Grain boundaries (GBs) that show higher mobility at lower temperatures (i.e.,
anti-thermal or non-Arrhenius behavior) have attracted significant interest in
recent years. In this study, we use atomistic simulations to systematically
investigate the effect of driving force on GB mobility based on a set of
bicrystalline models in Ni. It is found that the thermal behavior of GB
migration strongly depends on temperature and the magnitude of driving forces.

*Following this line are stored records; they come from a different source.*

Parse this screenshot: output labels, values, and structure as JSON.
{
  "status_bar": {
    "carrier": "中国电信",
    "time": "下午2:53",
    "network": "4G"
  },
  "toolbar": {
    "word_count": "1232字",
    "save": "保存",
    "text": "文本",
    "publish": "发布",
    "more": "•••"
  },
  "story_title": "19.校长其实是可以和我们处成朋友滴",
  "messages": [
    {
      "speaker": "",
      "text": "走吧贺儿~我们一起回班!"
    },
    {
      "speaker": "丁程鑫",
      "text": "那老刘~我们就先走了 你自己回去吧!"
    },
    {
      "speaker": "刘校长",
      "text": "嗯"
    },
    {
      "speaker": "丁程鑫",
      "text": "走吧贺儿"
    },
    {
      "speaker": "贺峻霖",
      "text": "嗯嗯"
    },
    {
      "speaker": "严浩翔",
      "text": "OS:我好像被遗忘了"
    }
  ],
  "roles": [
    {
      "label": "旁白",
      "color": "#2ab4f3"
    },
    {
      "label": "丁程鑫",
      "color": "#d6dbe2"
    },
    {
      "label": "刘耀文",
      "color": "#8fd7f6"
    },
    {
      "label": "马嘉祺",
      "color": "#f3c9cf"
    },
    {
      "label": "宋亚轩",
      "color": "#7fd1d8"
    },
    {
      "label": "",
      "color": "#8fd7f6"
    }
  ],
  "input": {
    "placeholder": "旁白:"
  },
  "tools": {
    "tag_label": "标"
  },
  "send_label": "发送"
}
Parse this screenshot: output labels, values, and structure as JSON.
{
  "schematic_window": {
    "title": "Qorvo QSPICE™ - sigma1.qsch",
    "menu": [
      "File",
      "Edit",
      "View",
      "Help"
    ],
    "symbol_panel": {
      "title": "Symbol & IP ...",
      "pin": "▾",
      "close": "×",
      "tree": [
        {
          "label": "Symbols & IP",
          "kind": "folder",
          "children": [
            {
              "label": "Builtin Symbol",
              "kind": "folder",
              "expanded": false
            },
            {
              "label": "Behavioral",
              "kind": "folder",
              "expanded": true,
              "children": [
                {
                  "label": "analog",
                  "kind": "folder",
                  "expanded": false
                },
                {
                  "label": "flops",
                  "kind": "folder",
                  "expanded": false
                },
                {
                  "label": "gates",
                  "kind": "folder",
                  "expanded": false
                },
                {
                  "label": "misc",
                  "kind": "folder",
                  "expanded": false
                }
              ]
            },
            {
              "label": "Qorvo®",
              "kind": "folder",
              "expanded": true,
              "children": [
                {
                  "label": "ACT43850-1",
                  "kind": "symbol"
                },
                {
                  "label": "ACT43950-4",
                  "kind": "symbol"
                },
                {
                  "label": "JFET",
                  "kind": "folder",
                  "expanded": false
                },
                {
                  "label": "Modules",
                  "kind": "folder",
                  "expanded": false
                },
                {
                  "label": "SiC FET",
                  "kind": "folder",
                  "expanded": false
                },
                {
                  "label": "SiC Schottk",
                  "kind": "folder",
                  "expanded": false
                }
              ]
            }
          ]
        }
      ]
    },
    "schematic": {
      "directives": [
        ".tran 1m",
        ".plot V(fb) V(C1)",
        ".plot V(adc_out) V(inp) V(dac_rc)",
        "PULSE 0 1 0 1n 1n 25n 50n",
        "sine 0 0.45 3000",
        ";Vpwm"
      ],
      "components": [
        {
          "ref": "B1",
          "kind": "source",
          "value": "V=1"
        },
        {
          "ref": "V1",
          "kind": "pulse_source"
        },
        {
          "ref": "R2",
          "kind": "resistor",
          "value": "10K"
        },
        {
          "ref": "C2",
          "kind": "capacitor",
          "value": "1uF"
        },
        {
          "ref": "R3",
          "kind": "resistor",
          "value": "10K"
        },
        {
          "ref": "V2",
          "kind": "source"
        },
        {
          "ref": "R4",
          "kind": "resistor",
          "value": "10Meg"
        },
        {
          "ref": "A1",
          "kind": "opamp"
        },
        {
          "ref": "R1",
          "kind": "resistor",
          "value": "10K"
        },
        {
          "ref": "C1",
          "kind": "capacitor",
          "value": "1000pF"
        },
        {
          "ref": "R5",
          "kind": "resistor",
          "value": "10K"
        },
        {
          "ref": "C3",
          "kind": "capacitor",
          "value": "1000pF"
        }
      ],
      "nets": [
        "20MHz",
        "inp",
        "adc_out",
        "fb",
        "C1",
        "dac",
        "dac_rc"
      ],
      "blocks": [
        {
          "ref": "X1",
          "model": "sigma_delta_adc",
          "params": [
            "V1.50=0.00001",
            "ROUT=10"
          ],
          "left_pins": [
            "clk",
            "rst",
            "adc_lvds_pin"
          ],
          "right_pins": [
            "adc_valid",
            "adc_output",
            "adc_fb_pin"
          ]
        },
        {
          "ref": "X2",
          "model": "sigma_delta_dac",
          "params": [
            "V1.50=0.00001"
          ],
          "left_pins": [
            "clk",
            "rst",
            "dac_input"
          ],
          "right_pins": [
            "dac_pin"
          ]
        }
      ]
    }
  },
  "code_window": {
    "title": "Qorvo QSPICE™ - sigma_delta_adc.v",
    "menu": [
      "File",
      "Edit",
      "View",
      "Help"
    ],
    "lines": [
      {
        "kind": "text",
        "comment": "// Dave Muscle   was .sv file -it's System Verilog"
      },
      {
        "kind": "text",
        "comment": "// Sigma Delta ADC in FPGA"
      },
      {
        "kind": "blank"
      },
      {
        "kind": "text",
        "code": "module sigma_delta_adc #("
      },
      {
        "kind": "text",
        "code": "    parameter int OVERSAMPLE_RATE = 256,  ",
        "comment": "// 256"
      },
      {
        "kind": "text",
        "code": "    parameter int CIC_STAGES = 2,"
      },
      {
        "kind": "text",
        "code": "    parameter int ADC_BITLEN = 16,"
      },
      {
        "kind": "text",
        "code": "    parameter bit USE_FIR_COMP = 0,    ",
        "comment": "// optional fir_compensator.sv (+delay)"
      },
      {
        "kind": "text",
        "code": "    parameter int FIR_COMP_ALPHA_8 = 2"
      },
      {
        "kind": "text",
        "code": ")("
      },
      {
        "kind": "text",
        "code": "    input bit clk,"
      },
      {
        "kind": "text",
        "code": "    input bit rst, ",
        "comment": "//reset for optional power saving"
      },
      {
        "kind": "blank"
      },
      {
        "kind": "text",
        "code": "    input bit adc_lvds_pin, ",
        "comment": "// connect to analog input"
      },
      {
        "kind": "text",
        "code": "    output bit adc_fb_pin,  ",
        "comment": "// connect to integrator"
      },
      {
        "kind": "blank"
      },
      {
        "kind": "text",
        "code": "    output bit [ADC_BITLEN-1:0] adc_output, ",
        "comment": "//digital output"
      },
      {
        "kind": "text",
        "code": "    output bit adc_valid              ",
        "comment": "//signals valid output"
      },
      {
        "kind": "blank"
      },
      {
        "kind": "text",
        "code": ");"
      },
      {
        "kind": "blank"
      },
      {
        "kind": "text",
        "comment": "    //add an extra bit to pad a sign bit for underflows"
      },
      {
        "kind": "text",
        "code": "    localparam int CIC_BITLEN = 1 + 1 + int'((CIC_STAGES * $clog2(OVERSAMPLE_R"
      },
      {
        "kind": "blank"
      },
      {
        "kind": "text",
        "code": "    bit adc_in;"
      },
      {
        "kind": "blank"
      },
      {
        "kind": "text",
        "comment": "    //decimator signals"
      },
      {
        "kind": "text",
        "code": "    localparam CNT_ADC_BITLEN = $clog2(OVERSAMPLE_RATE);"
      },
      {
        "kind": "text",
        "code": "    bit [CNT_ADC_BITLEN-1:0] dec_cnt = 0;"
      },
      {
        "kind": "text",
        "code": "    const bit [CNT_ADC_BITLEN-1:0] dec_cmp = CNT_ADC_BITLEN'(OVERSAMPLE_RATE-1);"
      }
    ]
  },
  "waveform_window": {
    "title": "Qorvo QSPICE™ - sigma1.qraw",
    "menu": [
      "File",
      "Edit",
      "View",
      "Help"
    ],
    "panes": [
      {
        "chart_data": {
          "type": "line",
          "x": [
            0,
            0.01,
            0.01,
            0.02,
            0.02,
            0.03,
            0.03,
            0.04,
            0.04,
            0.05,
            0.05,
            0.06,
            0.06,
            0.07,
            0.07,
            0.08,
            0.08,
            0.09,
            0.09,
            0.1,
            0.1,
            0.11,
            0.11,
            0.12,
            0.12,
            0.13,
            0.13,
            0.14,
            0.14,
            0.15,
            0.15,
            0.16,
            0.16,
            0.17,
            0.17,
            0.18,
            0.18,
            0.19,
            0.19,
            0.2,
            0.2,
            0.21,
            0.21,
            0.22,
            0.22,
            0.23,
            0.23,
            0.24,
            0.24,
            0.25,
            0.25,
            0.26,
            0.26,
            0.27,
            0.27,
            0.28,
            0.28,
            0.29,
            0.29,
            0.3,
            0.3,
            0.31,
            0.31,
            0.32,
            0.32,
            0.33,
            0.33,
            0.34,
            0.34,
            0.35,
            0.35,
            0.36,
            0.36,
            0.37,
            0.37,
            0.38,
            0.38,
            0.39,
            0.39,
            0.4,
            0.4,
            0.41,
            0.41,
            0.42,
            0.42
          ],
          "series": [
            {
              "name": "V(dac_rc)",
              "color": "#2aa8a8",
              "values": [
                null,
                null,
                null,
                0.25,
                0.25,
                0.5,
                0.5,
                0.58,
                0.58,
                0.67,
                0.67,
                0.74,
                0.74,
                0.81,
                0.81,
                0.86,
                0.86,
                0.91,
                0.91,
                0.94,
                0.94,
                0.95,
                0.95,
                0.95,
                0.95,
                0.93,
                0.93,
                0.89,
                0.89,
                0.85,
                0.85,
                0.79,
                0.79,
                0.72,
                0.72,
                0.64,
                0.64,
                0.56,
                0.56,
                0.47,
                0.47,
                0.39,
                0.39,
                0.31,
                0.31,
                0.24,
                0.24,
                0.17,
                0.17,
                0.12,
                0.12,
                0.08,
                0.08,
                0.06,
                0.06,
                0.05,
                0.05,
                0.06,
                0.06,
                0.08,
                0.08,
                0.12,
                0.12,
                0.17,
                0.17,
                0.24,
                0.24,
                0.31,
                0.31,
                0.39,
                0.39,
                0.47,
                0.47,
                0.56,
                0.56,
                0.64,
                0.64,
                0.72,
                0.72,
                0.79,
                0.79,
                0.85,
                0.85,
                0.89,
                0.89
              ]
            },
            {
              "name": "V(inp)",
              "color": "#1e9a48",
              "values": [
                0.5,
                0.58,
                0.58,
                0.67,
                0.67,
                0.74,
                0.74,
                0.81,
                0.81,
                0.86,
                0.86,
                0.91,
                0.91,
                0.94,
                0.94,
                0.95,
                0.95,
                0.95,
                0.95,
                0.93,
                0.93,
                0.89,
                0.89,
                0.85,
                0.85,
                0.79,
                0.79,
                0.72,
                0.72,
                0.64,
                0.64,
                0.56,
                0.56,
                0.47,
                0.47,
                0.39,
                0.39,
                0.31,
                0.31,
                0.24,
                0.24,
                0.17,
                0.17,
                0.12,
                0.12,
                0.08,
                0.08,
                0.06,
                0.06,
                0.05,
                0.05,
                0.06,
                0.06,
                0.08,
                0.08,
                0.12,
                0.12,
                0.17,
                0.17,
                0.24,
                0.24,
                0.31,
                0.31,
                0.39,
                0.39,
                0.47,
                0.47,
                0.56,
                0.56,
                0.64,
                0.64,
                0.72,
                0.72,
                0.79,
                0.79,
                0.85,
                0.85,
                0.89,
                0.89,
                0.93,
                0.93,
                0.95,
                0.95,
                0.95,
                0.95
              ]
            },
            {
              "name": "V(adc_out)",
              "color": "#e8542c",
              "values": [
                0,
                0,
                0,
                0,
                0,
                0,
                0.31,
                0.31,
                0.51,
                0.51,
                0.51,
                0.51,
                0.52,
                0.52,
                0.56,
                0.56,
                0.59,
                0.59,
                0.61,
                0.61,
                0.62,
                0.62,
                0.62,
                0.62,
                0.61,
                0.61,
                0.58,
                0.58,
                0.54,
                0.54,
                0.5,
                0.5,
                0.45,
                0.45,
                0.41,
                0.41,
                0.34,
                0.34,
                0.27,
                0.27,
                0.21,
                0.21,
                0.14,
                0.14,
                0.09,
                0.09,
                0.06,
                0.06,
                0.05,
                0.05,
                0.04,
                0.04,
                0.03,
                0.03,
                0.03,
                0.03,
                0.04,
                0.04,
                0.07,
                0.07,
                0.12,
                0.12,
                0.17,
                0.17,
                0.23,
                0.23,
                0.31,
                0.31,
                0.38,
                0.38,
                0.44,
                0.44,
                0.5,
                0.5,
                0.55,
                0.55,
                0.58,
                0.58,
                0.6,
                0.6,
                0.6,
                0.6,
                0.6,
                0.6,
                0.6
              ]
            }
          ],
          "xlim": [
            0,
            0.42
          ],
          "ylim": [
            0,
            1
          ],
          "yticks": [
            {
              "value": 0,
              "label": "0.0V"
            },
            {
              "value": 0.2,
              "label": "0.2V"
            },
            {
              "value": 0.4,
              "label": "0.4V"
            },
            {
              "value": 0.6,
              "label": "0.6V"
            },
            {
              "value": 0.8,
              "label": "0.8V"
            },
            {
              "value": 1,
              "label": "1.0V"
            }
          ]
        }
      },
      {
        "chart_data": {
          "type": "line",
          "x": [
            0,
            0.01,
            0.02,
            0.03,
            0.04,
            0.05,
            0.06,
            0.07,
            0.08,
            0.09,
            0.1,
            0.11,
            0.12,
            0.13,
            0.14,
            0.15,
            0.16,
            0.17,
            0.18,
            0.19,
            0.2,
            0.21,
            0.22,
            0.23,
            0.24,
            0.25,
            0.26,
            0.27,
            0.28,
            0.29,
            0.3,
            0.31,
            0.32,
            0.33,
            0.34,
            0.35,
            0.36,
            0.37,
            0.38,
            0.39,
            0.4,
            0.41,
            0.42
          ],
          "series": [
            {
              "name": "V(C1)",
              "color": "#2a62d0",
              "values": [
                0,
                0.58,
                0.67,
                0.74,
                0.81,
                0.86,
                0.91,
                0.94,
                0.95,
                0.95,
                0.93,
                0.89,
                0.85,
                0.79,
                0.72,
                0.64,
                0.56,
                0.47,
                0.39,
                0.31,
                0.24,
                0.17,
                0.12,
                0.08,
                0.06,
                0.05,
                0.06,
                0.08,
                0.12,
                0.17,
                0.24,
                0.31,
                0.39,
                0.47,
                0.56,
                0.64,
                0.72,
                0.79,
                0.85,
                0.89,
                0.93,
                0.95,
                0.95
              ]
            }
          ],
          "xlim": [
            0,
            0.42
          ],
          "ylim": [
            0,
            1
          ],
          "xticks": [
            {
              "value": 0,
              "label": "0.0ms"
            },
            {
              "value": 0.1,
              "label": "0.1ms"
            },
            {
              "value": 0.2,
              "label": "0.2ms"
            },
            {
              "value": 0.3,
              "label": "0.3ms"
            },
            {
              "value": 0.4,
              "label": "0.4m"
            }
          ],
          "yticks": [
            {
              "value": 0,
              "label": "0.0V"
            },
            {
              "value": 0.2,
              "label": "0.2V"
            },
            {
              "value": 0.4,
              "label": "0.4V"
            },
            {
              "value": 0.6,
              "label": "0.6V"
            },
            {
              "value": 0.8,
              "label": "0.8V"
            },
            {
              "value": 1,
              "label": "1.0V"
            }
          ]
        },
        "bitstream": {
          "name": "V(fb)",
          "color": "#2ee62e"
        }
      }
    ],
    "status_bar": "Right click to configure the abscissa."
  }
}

When the driving force is at the zero-driving force limit as induced solely by
thermal fluctuations, the mobility of all GBs investigated in the current study
shows a transition from thermally activated to anti-thermal behavior when the
temperature is increased. As the driving force increases, the transition
temperature at which the mobility peaks would gradually decrease so that for
some GBs only the anti-thermal behavior would be detected. Energy analysis
further reveals that the transition temperature (Ttrans) is linearly related to
both energy barrier per area (E) from NEB simulation and the fitted apparent
activation (Q) energy, and both E and Q are lowered as the driving force
increases. Our work supports the previous theoretical models for GB migration
based on both classical thermal activation and disconnection nucleation.
Furthermore, the current study can be used to improve both models by
considering the influence of driving force with a simple fix to how the energy
barrier for GB migration should be considered. It is expected that this work
advances the current understanding of general GB migration and sheds some light
on a unified theoretical framework in the near future